My wife and I were in Northern Virginia two weekends before the election in late October of 2008. The VoterConnect VAN was humming providing data for 140 campaigns across California, but my favorite Aunt had died and I couldn’t bear the thought of not being with my family. We attended her funeral on Saturday and on Sunday we did my aunt would have encouraged us to do if: we ventured out to join the swing state Obama field campaign.

What we found shocked us. We went to four different field offices — the energy was palpable and electric in all of them. The first three kept sending us to smaller and smaller neighborhood offices. When we got to the fourth one, the neighborhood leader who couldn’t stop grinning told us, “You’re never going to believe this. But we’re out of turf. We’re… I think we’re actually done.”

Ordinarily a field campaign that reaches perhaps 10% of the voters in a given area could be considered a raging success. This kind of coverage was basically unheard of. Of course this level of energy didn’t come from VAN: it came from eight years of Bush and an exciting chance for change in Obama.

But having the VAN was what turned that organization from a seething mob of political potential energy into an actual electoral force. It wouldn’t have been possible to do this nearly as effectively with a more difficult, slower, more centralized system like PDI, even if they had been able to handle the incredible technical challenge of scaling their system to handle that kind of national load.

The feeling of that energy, that level of mass participation has stuck with me since then. Eight years later, I remember the expression on that organizer’s face like it was ten minutes ago. That’s how democracy should feel. That’s how it should work. The data matters, but the tools absolutely matter too, and the DNC and NGPVAN have — this recent debacle notwithstanding — done a largely terrific job moving us towards that future so far.
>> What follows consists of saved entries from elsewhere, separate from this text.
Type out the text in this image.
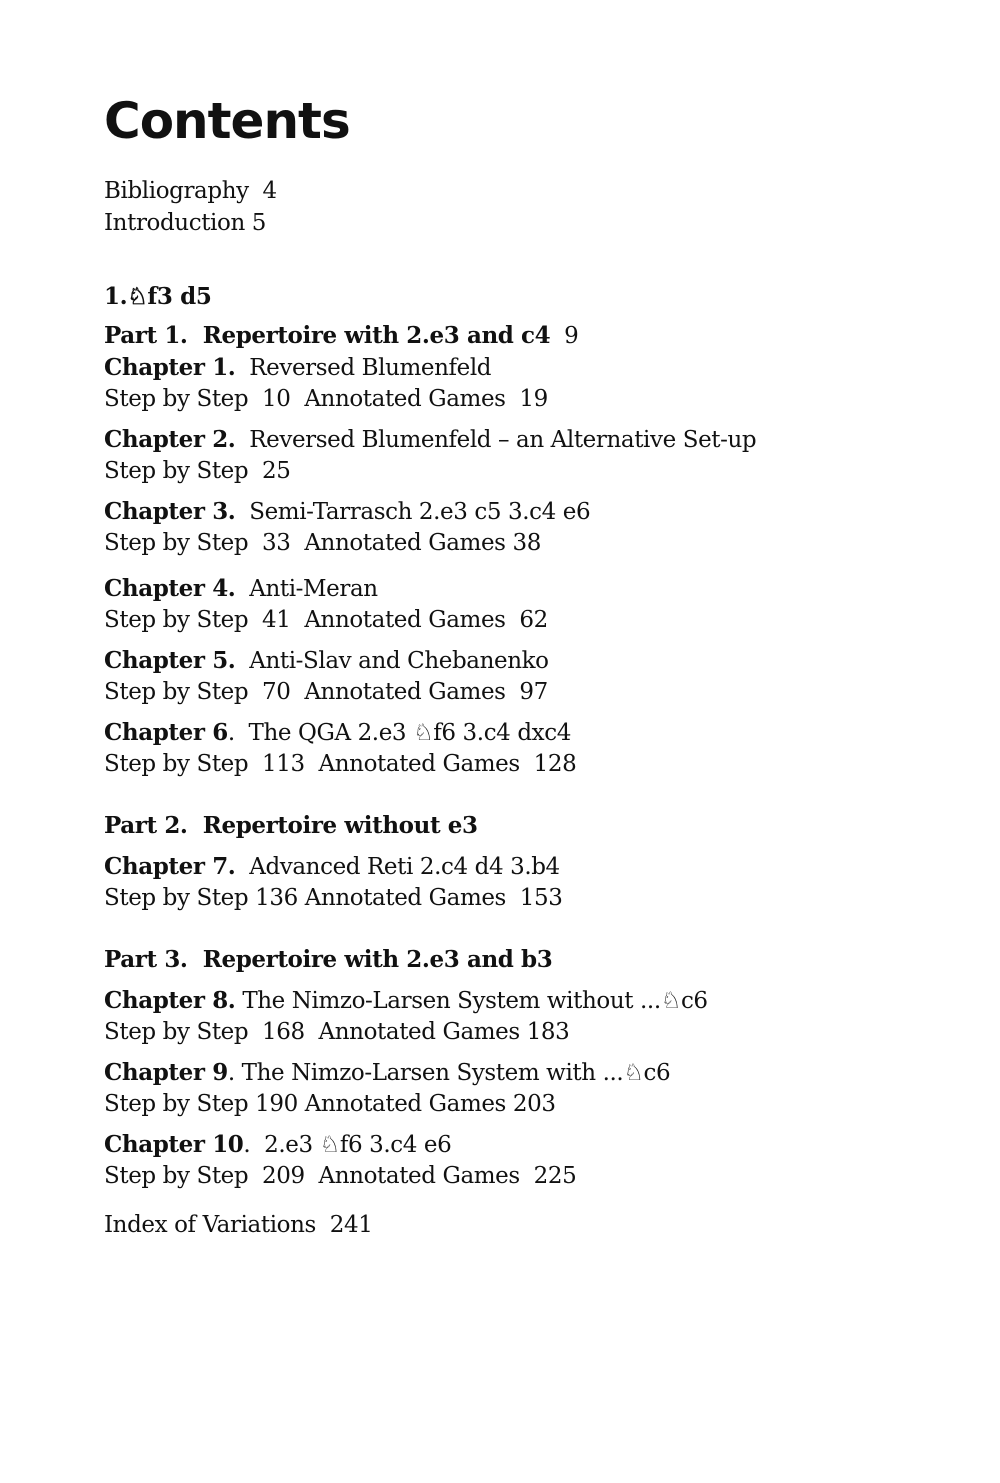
Contents
Bibliography  4
Introduction 5
1.♘f3 d5
Part 1.  Repertoire with 2.e3 and c4 9
Chapter 1. Reversed Blumenfeld
Step by Step  10  Annotated Games  19
Chapter 2. Reversed Blumenfeld – an Alternative Set-up
Step by Step  25
Chapter 3. Semi-Tarrasch 2.e3 c5 3.c4 e6
Step by Step  33  Annotated Games 38
Chapter 4. Anti-Meran
Step by Step  41  Annotated Games  62
Chapter 5. Anti-Slav and Chebanenko
Step by Step  70  Annotated Games  97
Chapter 6.  The QGA 2.e3 ♘f6 3.c4 dxc4
Step by Step  113  Annotated Games  128
Part 2.  Repertoire without e3
Chapter 7. Advanced Reti 2.c4 d4 3.b4
Step by Step 136 Annotated Games  153
Part 3.  Repertoire with 2.e3 and b3
Chapter 8. The Nimzo-Larsen System without ...♘c6
Step by Step  168  Annotated Games 183
Chapter 9. The Nimzo-Larsen System with ...♘c6
Step by Step 190 Annotated Games 203
Chapter 10.  2.e3 ♘f6 3.c4 e6
Step by Step  209  Annotated Games  225
Index of Variations  241
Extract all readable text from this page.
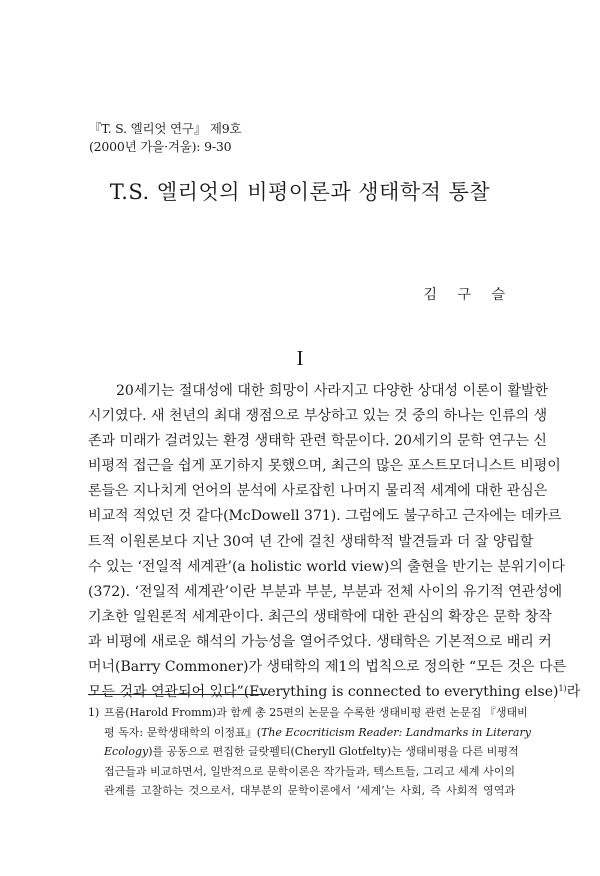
『T. S. 엘리엇 연구』 제9호
(2000년 가을·겨울): 9-30
T.S. 엘리엇의 비평이론과 생태학적 통찰
김 구 슬
I
20세기는 절대성에 대한 희망이 사라지고 다양한 상대성 이론이 활발한
시기였다. 새 천년의 최대 쟁점으로 부상하고 있는 것 중의 하나는 인류의 생
존과 미래가 걸려있는 환경 생태학 관련 학문이다. 20세기의 문학 연구는 신
비평적 접근을 쉽게 포기하지 못했으며, 최근의 많은 포스트모더니스트 비평이
론들은 지나치게 언어의 분석에 사로잡힌 나머지 물리적 세계에 대한 관심은
비교적 적었던 것 같다(McDowell 371). 그럼에도 불구하고 근자에는 데카르
트적 이원론보다 지난 30여 년 간에 걸친 생태학적 발견들과 더 잘 양립할
수 있는 ‘전일적 세계관’(a holistic world view)의 출현을 반기는 분위기이다
(372). ‘전일적 세계관’이란 부분과 부분, 부분과 전체 사이의 유기적 연관성에
기초한 일원론적 세계관이다. 최근의 생태학에 대한 관심의 확장은 문학 창작
과 비평에 새로운 해석의 가능성을 열어주었다. 생태학은 기본적으로 배리 커
머너(Barry Commoner)가 생태학의 제1의 법칙으로 정의한 “모든 것은 다른
모든 것과 연관되어 있다”(Everything is connected to everything else)$^{1)}$라
1) 프롬(Harold Fromm)과 함께 총 25편의 논문을 수록한 생태비평 관련 논문집 『생태비
평 독자: 문학생태학의 이정표』(The Ecocriticism Reader: Landmarks in Literary
Ecology)를 공동으로 편집한 글랏펠티(Cheryll Glotfelty)는 생태비평을 다른 비평적
접근들과 비교하면서, 일반적으로 문학이론은 작가들과, 텍스트들, 그리고 세계 사이의
관계를 고찰하는 것으로서, 대부분의 문학이론에서 ‘세계’는 사회, 즉 사회적 영역과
The biggest single problem facing American democracy right now isn’t Donald Trump. It’s our lack of Reflective Democracy. We’re not going to reach the more than 47 million voters that are threatening to go missing again in 2018 by running TV ads at them or even through Facebook. Would a distributed army of engaged activists going door to door be a better bet? Maybe, but if so, the leadership for finding out if that future is possible is not coming from California. But the long-term investments in VAN by the DNC and state parties outside California may yet have laid the foundation for it.